By now you probably know how competitive I am. I hate to lose. But more than that, I hate the thought that I might not be as good as someone else.
I know, it’s silly. No one person can be perfect at everything. We all have our strengths. Blah blah whatever.
Ever since putting our house on the market, I’ve been doubting my interior decorating skills. I thought that our house looked pretty good and was well decorated. Then our realtors came in and changed everything. Most of that was less about me and more about what would sell. Ok I get that and was able to not feel bad about changing things up.
But then the open houses started. Before each one, I would meticulously go around the house and make sure everything was in its place. I was just sure the realtors would love it. Yet every time when we come back after it was all done, they’d moved many items around. Don’t get me wrong – everything they move makes total sense. I look at it and think, “Well duh. That looks so much better.” Then get mad at myself for not thinking about it first.

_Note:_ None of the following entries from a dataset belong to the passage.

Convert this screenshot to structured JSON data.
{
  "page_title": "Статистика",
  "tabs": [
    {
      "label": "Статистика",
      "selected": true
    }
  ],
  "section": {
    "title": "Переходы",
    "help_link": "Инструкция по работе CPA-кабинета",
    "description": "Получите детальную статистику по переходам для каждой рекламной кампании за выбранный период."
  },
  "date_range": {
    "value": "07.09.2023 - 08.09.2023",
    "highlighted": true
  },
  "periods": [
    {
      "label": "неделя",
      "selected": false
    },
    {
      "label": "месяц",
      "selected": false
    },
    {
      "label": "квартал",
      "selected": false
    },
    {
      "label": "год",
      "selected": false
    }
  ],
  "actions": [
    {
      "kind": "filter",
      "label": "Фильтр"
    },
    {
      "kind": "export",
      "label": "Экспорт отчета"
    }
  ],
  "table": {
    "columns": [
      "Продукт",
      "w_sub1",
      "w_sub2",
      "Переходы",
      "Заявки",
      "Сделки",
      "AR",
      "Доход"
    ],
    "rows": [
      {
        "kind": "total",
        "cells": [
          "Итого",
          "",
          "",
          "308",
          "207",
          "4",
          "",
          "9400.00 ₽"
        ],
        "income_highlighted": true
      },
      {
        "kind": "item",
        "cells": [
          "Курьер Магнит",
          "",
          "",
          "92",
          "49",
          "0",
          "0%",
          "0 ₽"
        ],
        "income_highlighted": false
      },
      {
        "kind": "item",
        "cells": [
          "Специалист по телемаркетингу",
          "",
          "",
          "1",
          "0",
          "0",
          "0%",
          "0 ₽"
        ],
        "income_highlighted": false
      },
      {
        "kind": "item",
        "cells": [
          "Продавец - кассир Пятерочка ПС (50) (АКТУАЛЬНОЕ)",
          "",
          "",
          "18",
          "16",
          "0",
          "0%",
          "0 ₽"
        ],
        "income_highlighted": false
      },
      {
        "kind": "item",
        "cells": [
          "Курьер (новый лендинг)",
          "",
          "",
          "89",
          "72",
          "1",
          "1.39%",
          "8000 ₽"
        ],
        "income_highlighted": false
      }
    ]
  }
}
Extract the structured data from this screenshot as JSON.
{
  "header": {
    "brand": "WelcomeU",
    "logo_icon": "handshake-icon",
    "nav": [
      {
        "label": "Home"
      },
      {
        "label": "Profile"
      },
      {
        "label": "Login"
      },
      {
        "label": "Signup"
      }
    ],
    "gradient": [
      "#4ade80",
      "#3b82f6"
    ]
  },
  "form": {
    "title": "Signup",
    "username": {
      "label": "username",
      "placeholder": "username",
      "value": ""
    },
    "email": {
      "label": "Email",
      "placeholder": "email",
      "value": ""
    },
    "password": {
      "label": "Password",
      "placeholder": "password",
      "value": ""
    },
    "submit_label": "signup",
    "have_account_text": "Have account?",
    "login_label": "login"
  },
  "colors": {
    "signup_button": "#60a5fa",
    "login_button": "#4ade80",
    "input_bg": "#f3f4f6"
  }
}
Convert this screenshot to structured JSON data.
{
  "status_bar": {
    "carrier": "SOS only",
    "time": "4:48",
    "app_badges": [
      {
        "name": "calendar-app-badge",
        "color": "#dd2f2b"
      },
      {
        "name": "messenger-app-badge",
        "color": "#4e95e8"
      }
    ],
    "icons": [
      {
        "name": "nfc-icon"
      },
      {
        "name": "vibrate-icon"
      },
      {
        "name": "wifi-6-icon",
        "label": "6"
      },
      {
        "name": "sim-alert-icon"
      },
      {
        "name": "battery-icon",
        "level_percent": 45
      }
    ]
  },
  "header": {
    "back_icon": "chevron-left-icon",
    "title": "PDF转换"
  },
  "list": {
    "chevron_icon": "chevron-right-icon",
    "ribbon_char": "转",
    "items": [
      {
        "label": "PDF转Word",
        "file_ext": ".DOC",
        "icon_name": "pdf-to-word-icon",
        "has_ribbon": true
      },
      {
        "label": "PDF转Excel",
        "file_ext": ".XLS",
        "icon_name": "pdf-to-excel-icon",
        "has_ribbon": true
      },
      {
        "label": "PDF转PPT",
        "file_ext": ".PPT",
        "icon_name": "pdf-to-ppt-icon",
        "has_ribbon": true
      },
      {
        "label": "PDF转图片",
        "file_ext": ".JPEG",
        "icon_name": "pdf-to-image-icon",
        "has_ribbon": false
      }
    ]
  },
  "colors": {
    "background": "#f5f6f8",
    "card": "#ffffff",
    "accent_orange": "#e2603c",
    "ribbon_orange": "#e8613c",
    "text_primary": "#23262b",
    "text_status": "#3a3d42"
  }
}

Now it’s become a competition. With every open house, I implement what was changed the last time and adjust a few other things. And each time come back to find more adjustments. It’s getting less and less though. Yesterday, there were only a few things moved, so I’m getting better! My goal is to one day have an open house where they change nothing!
I’m actually learning a lot, like the fine art of grouping objects in just the right way. By the time this is all done, I will be a pro!
Welp, gotta run. The tornado sirens are going off and a storm is a comin’! Time to get everything buttoned up, grab the alcohol family , and head downstairs!